Elina Furman, an author and digital marketer in Connecticut, has her 7-year-old son attending one. By the time Furman realized that some in-person camps were going to be open this summer, most of the slots had been filled. She managed to secure a place for her older son, but for her younger son she found an online toy-inventor camp. 

"It's a very nice camp," Furman says. But for her and her son, "It's a complete disaster. I have to literally physically sit with him and help him construct everything." What's more, the camp sends some supplies home, but not enough, necessitating a Target run. By week two, the projects were getting lame: A spoon catapult. Her son's interest started flagging. By week three? "He barely finished." And now? "We're going into week four and I'm hoping he'll log on at this point."

This experience contrasts pretty sharply with that of Virginia mom Marjorie Leong and her daughter Rachel, also 7. Rachel's theater makeup mini-camp has been "a very good experience," says Leong. If anything, the instruction "probably works better virtually" than in real life, because every kid can grab a relative to practice on. That said, Rachel has used her new skills to turn her mom into the Joker.  

However scary that may sound ("And it was scary," says Leong), it beats the camp Rachel attended earlier in the summer, where the director announced that the kids would be performing (drumroll, please): A one-act based on Sophocles' Antigone

Turns out that a Zoom Antigone starring 7-year-olds was not quite the smash hit it seemed destined to become. Go figure. 

While obviously part of the fun of any camp production is hanging out with the other kids (perhaps making fun of the director's choices), there are some advantages to participating from the comfort of one's own home. Que'Ana Morris Jackson, a performing arts teacher in Georgia, says her daughter, 10, really enjoys her virtual dance camp because once the instruction is over she can keep practicing. When camp was in real life, another group would always need the studio, breaking up the rehearsal.

Jackson's 9-year-old son, on the other hand, is frustrated by his dance camp, because he misses tumbling around with his friends. (Jackson doesn't allow a lot of wild romping in the house.)

Some of the most successful online camps seem to involve activities that are online to begin with. Adam McBride started Camp TikTok a few weeks ago and got hundreds of kids to sign up, half of whom live in Asia. Since much of the camp involves watching 2-minute instructional videos, the time difference doesn't matter. The kids just tag their efforts with a special camp hashtag and everyone can see what their fellow campers are coming up with. 

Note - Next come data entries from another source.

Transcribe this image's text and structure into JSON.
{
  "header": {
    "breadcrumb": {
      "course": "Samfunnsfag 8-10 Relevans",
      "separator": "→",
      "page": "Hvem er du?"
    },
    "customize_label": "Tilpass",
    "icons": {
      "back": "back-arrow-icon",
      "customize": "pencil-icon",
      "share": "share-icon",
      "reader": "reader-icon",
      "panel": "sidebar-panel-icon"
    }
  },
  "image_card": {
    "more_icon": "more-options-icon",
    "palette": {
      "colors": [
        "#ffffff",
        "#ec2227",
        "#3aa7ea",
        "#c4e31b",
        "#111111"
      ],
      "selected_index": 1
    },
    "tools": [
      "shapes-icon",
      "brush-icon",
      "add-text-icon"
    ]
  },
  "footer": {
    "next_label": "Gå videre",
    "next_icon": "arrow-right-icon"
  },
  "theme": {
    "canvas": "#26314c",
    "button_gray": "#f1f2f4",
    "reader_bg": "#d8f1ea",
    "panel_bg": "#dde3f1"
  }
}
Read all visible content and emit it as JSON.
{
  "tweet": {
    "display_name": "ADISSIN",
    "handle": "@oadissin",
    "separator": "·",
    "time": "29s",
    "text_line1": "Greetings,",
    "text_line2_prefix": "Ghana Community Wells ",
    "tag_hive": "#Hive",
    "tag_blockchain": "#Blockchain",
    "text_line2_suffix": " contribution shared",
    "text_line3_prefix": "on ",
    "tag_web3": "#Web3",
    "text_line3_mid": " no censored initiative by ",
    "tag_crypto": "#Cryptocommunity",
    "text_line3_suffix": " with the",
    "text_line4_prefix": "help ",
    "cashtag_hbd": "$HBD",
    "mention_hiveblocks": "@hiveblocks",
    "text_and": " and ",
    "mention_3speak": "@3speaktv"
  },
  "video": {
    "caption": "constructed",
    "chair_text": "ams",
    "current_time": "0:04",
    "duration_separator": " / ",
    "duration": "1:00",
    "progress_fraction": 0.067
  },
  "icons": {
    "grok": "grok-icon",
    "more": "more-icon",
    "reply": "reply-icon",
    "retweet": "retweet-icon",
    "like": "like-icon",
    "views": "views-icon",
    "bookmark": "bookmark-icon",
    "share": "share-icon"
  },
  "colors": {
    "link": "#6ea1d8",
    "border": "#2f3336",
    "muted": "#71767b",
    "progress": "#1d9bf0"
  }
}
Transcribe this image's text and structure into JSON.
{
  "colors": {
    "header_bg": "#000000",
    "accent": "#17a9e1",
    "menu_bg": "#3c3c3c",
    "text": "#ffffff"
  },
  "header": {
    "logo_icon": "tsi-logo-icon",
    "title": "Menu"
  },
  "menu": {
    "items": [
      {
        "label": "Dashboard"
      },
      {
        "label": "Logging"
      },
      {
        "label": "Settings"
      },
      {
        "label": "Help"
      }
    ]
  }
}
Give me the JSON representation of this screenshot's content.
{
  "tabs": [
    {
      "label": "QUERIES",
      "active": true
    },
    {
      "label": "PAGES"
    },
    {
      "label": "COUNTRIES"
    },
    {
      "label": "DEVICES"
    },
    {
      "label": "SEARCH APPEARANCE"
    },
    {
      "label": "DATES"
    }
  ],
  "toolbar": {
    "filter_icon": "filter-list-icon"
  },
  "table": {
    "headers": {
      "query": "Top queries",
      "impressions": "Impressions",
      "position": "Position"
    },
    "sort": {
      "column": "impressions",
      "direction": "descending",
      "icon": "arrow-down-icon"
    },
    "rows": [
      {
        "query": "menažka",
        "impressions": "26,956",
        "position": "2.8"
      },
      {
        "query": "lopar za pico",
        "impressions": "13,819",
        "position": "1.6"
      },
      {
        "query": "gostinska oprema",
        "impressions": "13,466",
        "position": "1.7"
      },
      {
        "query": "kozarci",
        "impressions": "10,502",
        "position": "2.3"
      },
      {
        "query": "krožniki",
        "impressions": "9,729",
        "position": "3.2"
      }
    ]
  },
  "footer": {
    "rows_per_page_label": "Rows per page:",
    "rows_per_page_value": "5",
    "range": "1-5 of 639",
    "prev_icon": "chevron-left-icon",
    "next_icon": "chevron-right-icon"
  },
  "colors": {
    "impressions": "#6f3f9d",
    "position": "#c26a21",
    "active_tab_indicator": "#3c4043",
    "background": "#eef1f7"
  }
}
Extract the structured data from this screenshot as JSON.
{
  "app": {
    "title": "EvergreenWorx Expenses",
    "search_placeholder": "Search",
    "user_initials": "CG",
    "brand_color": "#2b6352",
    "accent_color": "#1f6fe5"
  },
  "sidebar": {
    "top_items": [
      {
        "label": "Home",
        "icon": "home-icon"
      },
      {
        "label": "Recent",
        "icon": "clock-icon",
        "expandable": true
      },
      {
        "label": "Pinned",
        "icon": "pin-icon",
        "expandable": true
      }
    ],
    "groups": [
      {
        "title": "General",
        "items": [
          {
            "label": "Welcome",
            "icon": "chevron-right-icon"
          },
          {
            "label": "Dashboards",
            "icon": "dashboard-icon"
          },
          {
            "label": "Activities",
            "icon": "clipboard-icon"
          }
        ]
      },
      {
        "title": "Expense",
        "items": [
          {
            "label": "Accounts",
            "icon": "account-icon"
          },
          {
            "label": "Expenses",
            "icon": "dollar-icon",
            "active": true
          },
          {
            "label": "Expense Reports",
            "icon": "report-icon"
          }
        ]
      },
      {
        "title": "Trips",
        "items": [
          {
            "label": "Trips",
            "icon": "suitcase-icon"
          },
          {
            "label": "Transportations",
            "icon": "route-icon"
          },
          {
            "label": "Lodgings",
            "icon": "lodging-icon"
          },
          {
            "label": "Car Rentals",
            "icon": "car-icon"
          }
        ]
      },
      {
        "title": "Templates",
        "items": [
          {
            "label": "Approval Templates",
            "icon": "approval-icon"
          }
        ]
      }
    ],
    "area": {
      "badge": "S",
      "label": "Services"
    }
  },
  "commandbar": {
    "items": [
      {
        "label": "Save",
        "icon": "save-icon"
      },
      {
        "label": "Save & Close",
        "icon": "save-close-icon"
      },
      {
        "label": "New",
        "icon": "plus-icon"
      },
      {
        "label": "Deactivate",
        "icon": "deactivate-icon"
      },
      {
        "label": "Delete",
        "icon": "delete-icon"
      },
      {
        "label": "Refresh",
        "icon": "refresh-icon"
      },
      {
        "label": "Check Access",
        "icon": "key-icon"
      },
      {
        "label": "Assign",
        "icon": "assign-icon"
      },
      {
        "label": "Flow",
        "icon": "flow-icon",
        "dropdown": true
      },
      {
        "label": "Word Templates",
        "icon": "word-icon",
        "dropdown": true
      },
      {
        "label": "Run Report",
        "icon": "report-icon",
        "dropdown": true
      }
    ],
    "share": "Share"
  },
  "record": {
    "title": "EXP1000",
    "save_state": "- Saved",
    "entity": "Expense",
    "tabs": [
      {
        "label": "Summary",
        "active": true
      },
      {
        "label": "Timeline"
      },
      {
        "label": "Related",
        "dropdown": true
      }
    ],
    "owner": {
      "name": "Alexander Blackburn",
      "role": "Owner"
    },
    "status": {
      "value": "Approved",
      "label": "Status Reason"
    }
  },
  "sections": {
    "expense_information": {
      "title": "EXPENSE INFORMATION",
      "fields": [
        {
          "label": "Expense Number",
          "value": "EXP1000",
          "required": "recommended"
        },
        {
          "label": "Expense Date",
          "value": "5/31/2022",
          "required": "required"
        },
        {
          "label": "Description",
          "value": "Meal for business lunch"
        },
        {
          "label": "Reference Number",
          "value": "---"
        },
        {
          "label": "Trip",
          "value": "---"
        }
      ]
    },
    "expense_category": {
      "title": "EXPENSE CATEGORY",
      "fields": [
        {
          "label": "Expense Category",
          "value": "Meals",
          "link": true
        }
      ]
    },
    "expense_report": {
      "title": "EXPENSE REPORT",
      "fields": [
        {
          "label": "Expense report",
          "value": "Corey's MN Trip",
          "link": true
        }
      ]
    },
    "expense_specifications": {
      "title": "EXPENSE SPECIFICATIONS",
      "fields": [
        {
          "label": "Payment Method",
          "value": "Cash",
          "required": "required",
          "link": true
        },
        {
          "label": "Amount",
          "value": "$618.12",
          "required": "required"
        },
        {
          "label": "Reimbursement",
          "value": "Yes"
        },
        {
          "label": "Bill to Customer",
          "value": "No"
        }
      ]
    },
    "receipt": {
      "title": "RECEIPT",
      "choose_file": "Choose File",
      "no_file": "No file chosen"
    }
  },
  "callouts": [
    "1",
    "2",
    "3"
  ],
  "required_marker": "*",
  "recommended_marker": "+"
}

How is this very different from kids watching a bunch of how-tos on YouTube? "I'm not exactly sure," McBride confessed. "But this is a new modern definition of camp." 

True. For this summer—and maybe for many summers, and after-school hours, and even in-school hours to come—online and offline are blending together. Dr. Sharon Jones, who runs computer science camps for girls through the Dottie Rose Foundation in Charlotte, North Carolina, says that at first the girls are quiet on their Zoom calls, "but then we break them out and watch them come alive." Placed in small groups online, they're making real friends.

Ben Wilson, a 13-year-old in California, is attending an online version of the one-week Camp Quest West that he attended in person last summer.  He misses the pool and the archery. But as for his camp buddies, he said, "You can see them, and talk with them." Offline camp was better, he says, "but online camp is still fun."